Le Premier ministre a besoin d’un coupable… c’est moi ! Alors il sort son mot : « Boomer ». Ce n’est pas sa marque de fabrique, mais sa marque de démolition. Derrière moi, il y a entre douze et treize millions de boomers… une cible facile. Il y a des retraités du bâtiment, de la manutention, des enseignants, du personnel soignant… tous ces gens-là, usés par leur travail, sont mis dans le même sac que des gens comme moi, qui ont eu un emploi administratif moins pénible. Nous sommes tous ficelés à coups de « responsabilité générationnelle ».


Que souhaite Monsieur Bayrou ? Une guerre des âges ? La légalisation de l’euthanasie… la belle aubaine pour inciter les enfants à y recourir à notre place, sachant que l’État se dégagera de plus en plus des soins de fin de vie et que les EHPAD seront entièrement à la charge des enfants. Et hop ! Le tour est joué : une piqûre et quelques billets économisés.

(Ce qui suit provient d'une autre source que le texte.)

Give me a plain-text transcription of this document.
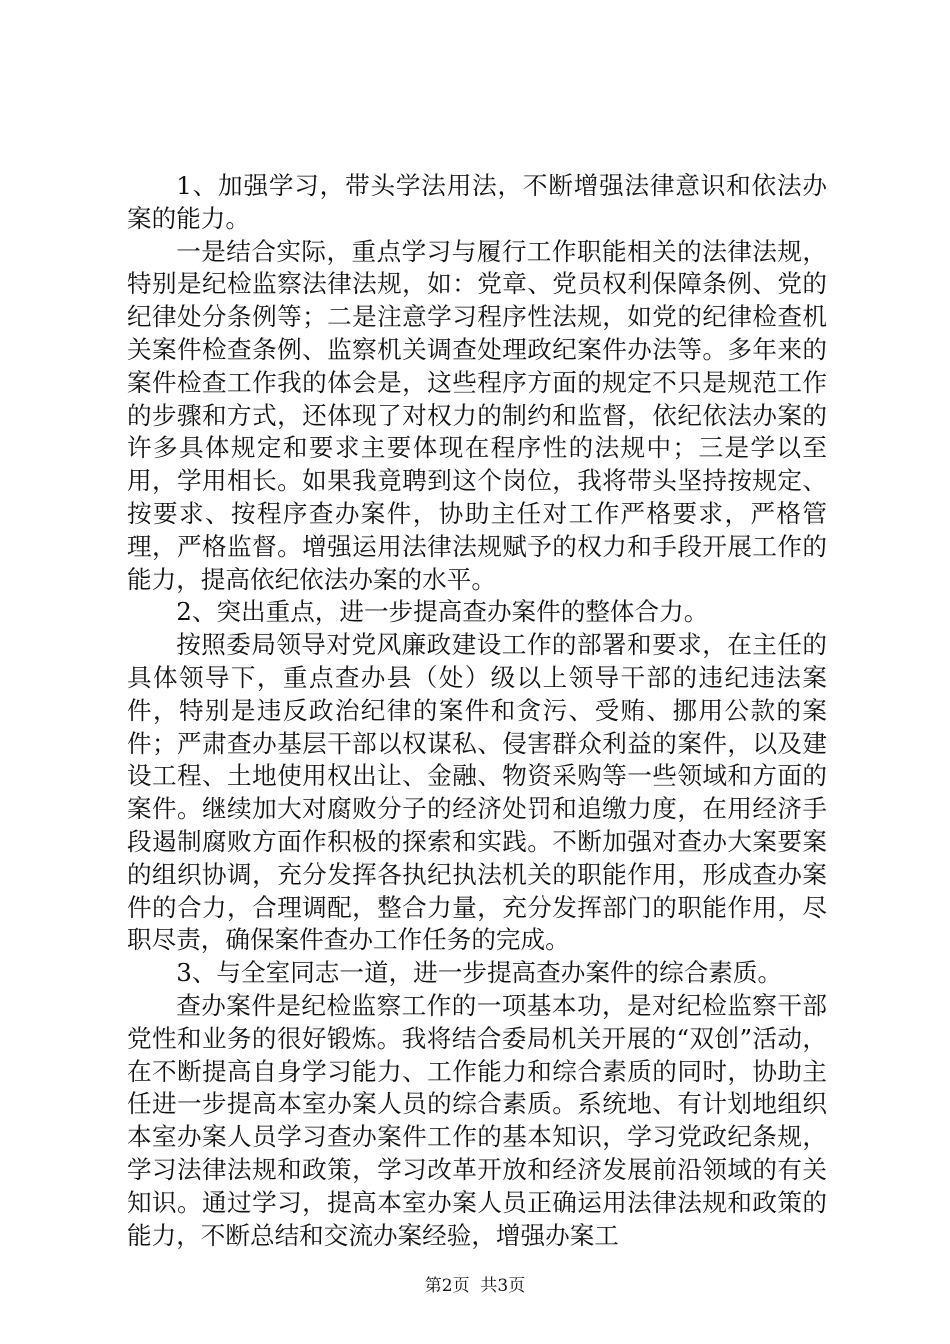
1、加强学习，带头学法用法，不断增强法律意识和依法办案的能力。

一是结合实际，重点学习与履行工作职能相关的法律法规，特别是纪检监察法律法规，如：党章、党员权利保障条例、党的纪律处分条例等；二是注意学习程序性法规，如党的纪律检查机关案件检查条例、监察机关调查处理政纪案件办法等。多年来的案件检查工作我的体会是，这些程序方面的规定不只是规范工作的步骤和方式，还体现了对权力的制约和监督，依纪依法办案的许多具体规定和要求主要体现在程序性的法规中；三是学以至用，学用相长。如果我竟聘到这个岗位，我将带头坚持按规定、按要求、按程序查办案件，协助主任对工作严格要求，严格管理，严格监督。增强运用法律法规赋予的权力和手段开展工作的能力，提高依纪依法办案的水平。

2、突出重点，进一步提高查办案件的整体合力。

按照委局领导对党风廉政建设工作的部署和要求，在主任的具体领导下，重点查办县（处）级以上领导干部的违纪违法案件，特别是违反政治纪律的案件和贪污、受贿、挪用公款的案件；严肃查办基层干部以权谋私、侵害群众利益的案件，以及建设工程、土地使用权出让、金融、物资采购等一些领域和方面的案件。继续加大对腐败分子的经济处罚和追缴力度，在用经济手段遏制腐败方面作积极的探索和实践。不断加强对查办大案要案的组织协调，充分发挥各执纪执法机关的职能作用，形成查办案件的合力，合理调配，整合力量，充分发挥部门的职能作用，尽职尽责，确保案件查办工作任务的完成。

3、与全室同志一道，进一步提高查办案件的综合素质。

查办案件是纪检监察工作的一项基本功，是对纪检监察干部党性和业务的很好锻炼。我将结合委局机关开展的“双创”活动，在不断提高自身学习能力、工作能力和综合素质的同时，协助主任进一步提高本室办案人员的综合素质。系统地、有计划地组织本室办案人员学习查办案件工作的基本知识，学习党政纪条规，学习法律法规和政策，学习改革开放和经济发展前沿领域的有关知识。通过学习，提高本室办案人员正确运用法律法规和政策的能力，不断总结和交流办案经验，增强办案工

第2页  共3页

Ce n’est pas moi qui empêche aujourd’hui un étudiant de trouver un logement, ni qui fait s’effondrer l’hôpital public, ni qui fait exploser la dette.


Que le Premier ministre ouvre grand ses oreilles : je suis né en 1962, je suis peut-être un boomer selon ses fiches, retraité depuis un an, mais je refuse d’être son problème, son bouc émissaire et son procès en génération. S’il veut des responsables, qu’il regarde du côté des choix politiques accumulés depuis des années, souvent par des gouvernants de sa propre génération et de sa carrière politique. Combien de budgets déficitaires Monsieur Bayrou a-t-il votés en tant que parlementaire, et soutenus en tant que responsable politique et même ministre ? Moi, je n’ai rien fait de mal.


Et surtout, je n’ai pas l’intention de m’excuser d’être né cette année-là : 62.